A shadowy hacker crew has thrown Iran’s maritime industry into disarray, claiming they crippled communications for over 60 oil tankers and cargo ships in a jaw-dropping cyberattack targeting the heart of the Islamic Republic’s oil export machine.
The group, calling itself Lab Dookhtegan or Sealed Lips in Farsi, bragged they shut down the critical Falcon control software, cutting off all contact between the vessels and their ports. The attack killed the ships’ tracking systems, leaving the fleet stranded in a digital blackout, unable to coordinate or navigate.
Lab Dookhtegan said they targeted 39 tankers and 25 cargo ships owned by the National Iranian Tanker Company and the Islamic Republic of Iran Shipping Lines. They claimed to have hacked the Linux-based systems running the ships’ satellite terminals through Fanava Group, an Iranian IT firm handling maritime communications. “We crushed Falcon,” the group gloated, leaving crews stranded and ports clueless about their whereabouts.
The attack has thrown Iran’s maritime operations into chaos, already battered by sanctions from the US, UK, and EU for dodging international rules and allegedly arming groups like Yemen’s Houthis. The National Iranian Tanker Company, with a fleet hauling 11 million tons of crude yearly, and the Islamic Republic of Iran Shipping Lines, a global shipping heavyweight with 115 vessels, are linchpins of Iran’s sanctioned economy.
Cybersecurity pros say the attacks scale, hitting over 60 ships at once, screams careful planning and high-tech automation. “This wasn’t some amateur hack,” one analyst said. “They likely used weak passwords or outdated systems to slip in malicious code.” The coordinated strike suggests months of scouting Iran’s maritime tech setup, possibly with a nod from “friends who hate our enemies,” as Lab Dookhtegan hinted.

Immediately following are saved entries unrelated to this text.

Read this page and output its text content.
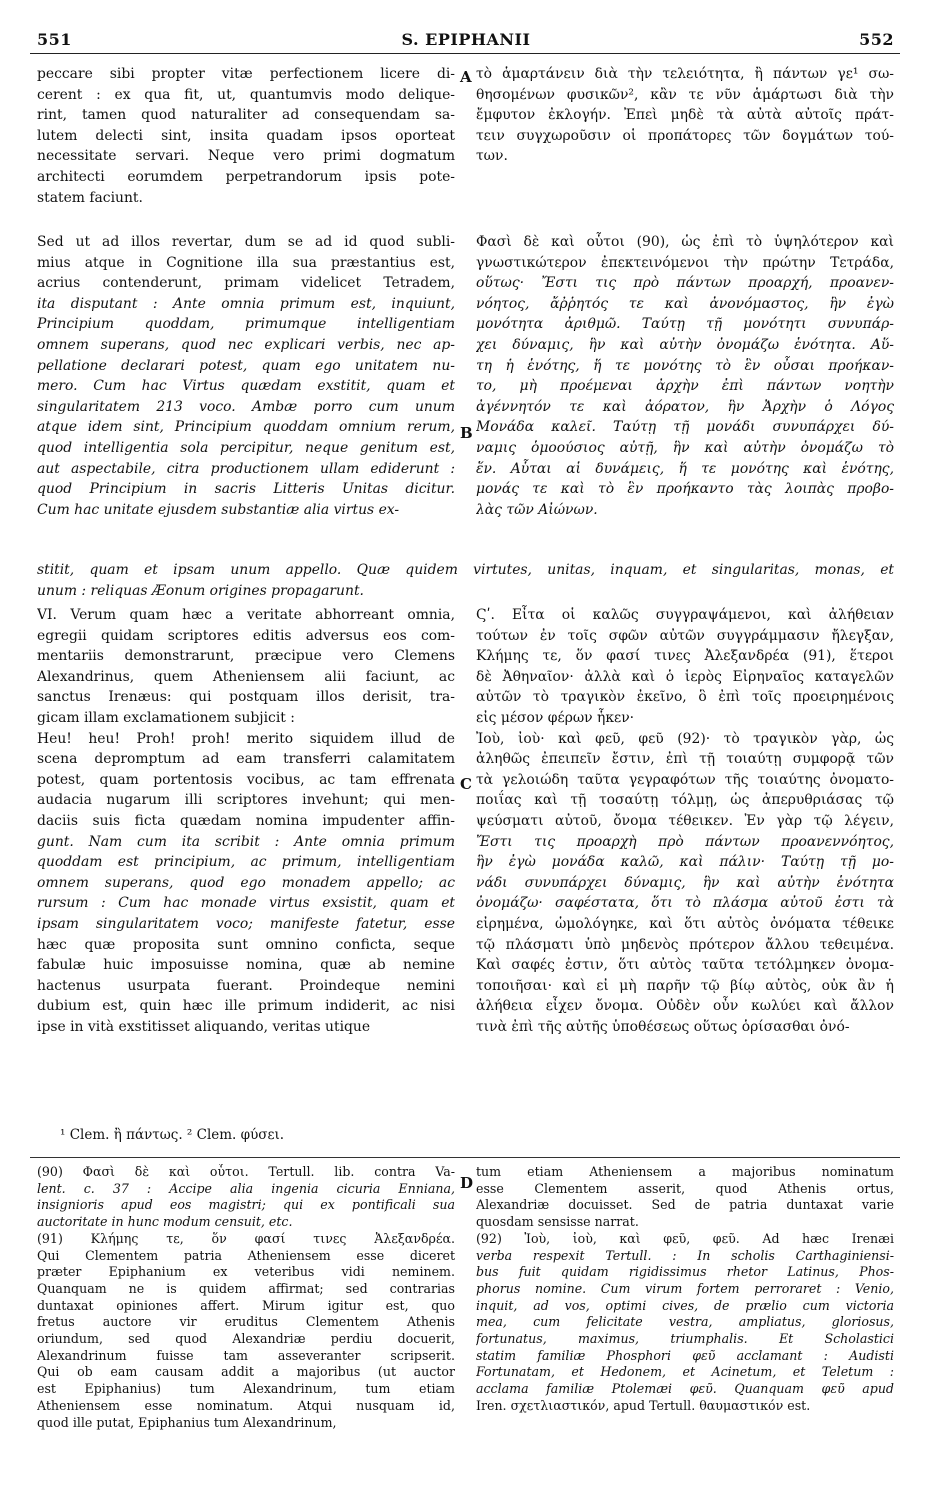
551	S. EPIPHANII	552
A
B
C
D
peccare sibi propter vitæ perfectionem licere di-
cerent : ex qua fit, ut, quantumvis modo delique-
rint, tamen quod naturaliter ad consequendam sa-
lutem delecti sint, insita quadam ipsos oporteat
necessitate servari. Neque vero primi dogmatum
architecti eorumdem perpetrandorum ipsis pote-
statem faciunt.
τὸ ἁμαρτάνειν διὰ τὴν τελειότητα, ἢ πάντων γε¹ σω-
θησομένων φυσικῶν², κἂν τε νῦν ἁμάρτωσι διὰ τὴν
ἔμφυτον ἐκλογήν. Ἐπεὶ μηδὲ τὰ αὐτὰ αὐτοῖς πράτ-
τειν συγχωροῦσιν οἱ προπάτορες τῶν δογμάτων τού-
των.
Sed ut ad illos revertar, dum se ad id quod subli-
mius atque in Cognitione illa sua præstantius est,
acrius contenderunt, primam videlicet Tetradem,
ita disputant : Ante omnia primum est, inquiunt,
Principium quoddam, primumque intelligentiam
omnem superans, quod nec explicari verbis, nec ap-
pellatione declarari potest, quam ego unitatem nu-
mero. Cum hac Virtus quædam exstitit, quam et
singularitatem 213 voco. Ambæ porro cum unum
atque idem sint, Principium quoddam omnium rerum,
quod intelligentia sola percipitur, neque genitum est,
aut aspectabile, citra productionem ullam ediderunt :
quod Principium in sacris Litteris Unitas dicitur.
Cum hac unitate ejusdem substantiæ alia virtus ex-
Φασὶ δὲ καὶ οὗτοι (90), ὡς ἐπὶ τὸ ὑψηλότερον καὶ
γνωστικώτερον ἐπεκτεινόμενοι τὴν πρώτην Τετράδα,
οὕτως· Ἔστι τις πρὸ πάντων προαρχή, προανεν-
νόητος, ἄῤῥητός τε καὶ ἀνονόμαστος, ἣν ἐγὼ
μονότητα ἀριθμῶ. Ταύτῃ τῇ μονότητι συνυπάρ-
χει δύναμις, ἣν καὶ αὐτὴν ὀνομάζω ἑνότητα. Αὕ-
τη ἡ ἑνότης, ἥ τε μονότης τὸ ἓν οὖσαι προήκαν-
το, μὴ προέμεναι ἀρχὴν ἐπὶ πάντων νοητὴν
ἀγέννητόν τε καὶ ἀόρατον, ἣν Ἀρχὴν ὁ Λόγος
Μονάδα καλεῖ. Ταύτῃ τῇ μονάδι συνυπάρχει δύ-
ναμις ὁμοούσιος αὐτῇ, ἣν καὶ αὐτὴν ὀνομάζω τὸ
ἕν. Αὗται αἱ δυνάμεις, ἥ τε μονότης καὶ ἑνότης,
μονάς τε καὶ τὸ ἓν προήκαντο τὰς λοιπὰς προβο-
λὰς τῶν Αἰώνων.
stitit, quam et ipsam unum appello. Quæ quidem virtutes, unitas, inquam, et singularitas, monas, et
unum : reliquas Æonum origines propagarunt.
VI. Verum quam hæc a veritate abhorreant omnia,
egregii quidam scriptores editis adversus eos com-
mentariis demonstrarunt, præcipue vero Clemens
Alexandrinus, quem Atheniensem alii faciunt, ac
sanctus Irenæus: qui postquam illos derisit, tra-
gicam illam exclamationem subjicit :
Heu! heu! Proh! proh! merito siquidem illud de
scena depromptum ad eam transferri calamitatem
potest, quam portentosis vocibus, ac tam effrenata
audacia nugarum illi scriptores invehunt; qui men-
daciis suis ficta quædam nomina impudenter affin-
gunt. Nam cum ita scribit : Ante omnia primum
quoddam est principium, ac primum, intelligentiam
omnem superans, quod ego monadem appello; ac
rursum : Cum hac monade virtus exsistit, quam et
ipsam singularitatem voco; manifeste fatetur, esse
hæc quæ proposita sunt omnino conficta, seque
fabulæ huic imposuisse nomina, quæ ab nemine
hactenus usurpata fuerant. Proindeque nemini
dubium est, quin hæc ille primum indiderit, ac nisi
ipse in vità exstitisset aliquando, veritas utique
Ϛʹ. Εἶτα οἱ καλῶς συγγραψάμενοι, καὶ ἀλήθειαν
τούτων ἐν τοῖς σφῶν αὐτῶν συγγράμμασιν ἤλεγξαν,
Κλήμης τε, ὅν φασί τινες Ἀλεξανδρέα (91), ἕτεροι
δὲ Ἀθηναῖον· ἀλλὰ καὶ ὁ ἱερὸς Εἰρηναῖος καταγελῶν
αὐτῶν τὸ τραγικὸν ἐκεῖνο, ὃ ἐπὶ τοῖς προειρημένοις
εἰς μέσον φέρων ἧκεν·
Ἰοὺ, ἰοὺ· καὶ φεῦ, φεῦ (92)· τὸ τραγικὸν γὰρ, ὡς
ἀληθῶς ἐπειπεῖν ἔστιν, ἐπὶ τῇ τοιαύτῃ συμφορᾷ τῶν
τὰ γελοιώδη ταῦτα γεγραφότων τῆς τοιαύτης ὀνοματο-
ποιΐας καὶ τῇ τοσαύτῃ τόλμῃ, ὡς ἀπερυθριάσας τῷ
ψεύσματι αὐτοῦ, ὄνομα τέθεικεν. Ἐν γὰρ τῷ λέγειν,
Ἔστι τις προαρχὴ πρὸ πάντων προανεννόητος,
ἣν ἐγὼ μονάδα καλῶ, καὶ πάλιν· Ταύτῃ τῇ μο-
νάδι συνυπάρχει δύναμις, ἣν καὶ αὐτὴν ἑνότητα
ὀνομάζω· σαφέστατα, ὅτι τὸ πλάσμα αὐτοῦ ἐστι τὰ
εἰρημένα, ὡμολόγηκε, καὶ ὅτι αὐτὸς ὀνόματα τέθεικε
τῷ πλάσματι ὑπὸ μηδενὸς πρότερον ἄλλου τεθειμένα.
Καὶ σαφές ἐστιν, ὅτι αὐτὸς ταῦτα τετόλμηκεν ὀνομα-
τοποιῆσαι· καὶ εἰ μὴ παρῆν τῷ βίῳ αὐτὸς, οὐκ ἂν ἡ
ἀλήθεια εἶχεν ὄνομα. Οὐδὲν οὖν κωλύει καὶ ἄλλον
τινὰ ἐπὶ τῆς αὐτῆς ὑποθέσεως οὕτως ὁρίσασθαι ὀνό-
¹ Clem. ἢ πάντως. ² Clem. φύσει.
(90) Φασὶ δὲ καὶ οὗτοι. Tertull. lib. contra Va-
lent. c. 37 : Accipe alia ingenia cicuria Enniana,
insignioris apud eos magistri; qui ex pontificali sua
auctoritate in hunc modum censuit, etc.
(91) Κλήμης τε, ὅν φασί τινες Ἀλεξανδρέα.
Qui Clementem patria Atheniensem esse diceret
præter Epiphanium ex veteribus vidi neminem.
Quanquam ne is quidem affirmat; sed contrarias
duntaxat opiniones affert. Mirum igitur est, quo
fretus auctore vir eruditus Clementem Athenis
oriundum, sed quod Alexandriæ perdiu docuerit,
Alexandrinum fuisse tam asseveranter scripserit.
Qui ob eam causam addit a majoribus (ut auctor
est Epiphanius) tum Alexandrinum, tum etiam
Atheniensem esse nominatum. Atqui nusquam id,
quod ille putat, Epiphanius tum Alexandrinum,
tum etiam Atheniensem a majoribus nominatum
esse Clementem asserit, quod Athenis ortus,
Alexandriæ docuisset. Sed de patria duntaxat varie
quosdam sensisse narrat.
(92) Ἰοὺ, ἰοὺ, καὶ φεῦ, φεῦ. Ad hæc Irenæi
verba respexit Tertull. : In scholis Carthaginiensi-
bus fuit quidam rigidissimus rhetor Latinus, Phos-
phorus nomine. Cum virum fortem perroraret : Venio,
inquit, ad vos, optimi cives, de prælio cum victoria
mea, cum felicitate vestra, ampliatus, gloriosus,
fortunatus, maximus, triumphalis. Et Scholastici
statim familiæ Phosphori φεῦ acclamant : Audisti
Fortunatam, et Hedonem, et Acinetum, et Teletum :
acclama familiæ Ptolemæi φεῦ. Quanquam φεῦ apud
Iren. σχετλιαστικόν, apud Tertull. θαυμαστικόν est.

The damage is staggering. Iran’s oil exports, often smuggled to buyers like China, face costly delays as ships stay offline. Maritime safety is also at risk, with vessels unable to talk to military escorts or navigate properly. “These ships are helpless without comms,” one expert said. Insurance costs for Iranian shipping could spike as dangers pile up.
Lab Dookhtegan, notorious for leaking Iran’s cyber-espionage secrets in 2019, timed the attack to overlap with US military moves against Iran-backed Houthis in Yemen, adding a geopolitical jab. Social media lit up with chatter, some users cheering the hackers as “heroes” for hitting Iran’s regime, while others warned of a cyberwar spiral. “This is Stuxnet-level mayhem,” one post declared, nodding to the 2010 virus that rocked Iran’s nuclear program.
Iran’s officials and the targeted companies stayed silent, leaving the hackers’ claims unconfirmed but believable given their past stunts. Lab Dookhtegan teased this is just the “start,” hinting at more havoc. For now, Iran’s fleet is limping, and the maritime world is bracing for what’s next in this high-stakes cyber brawl.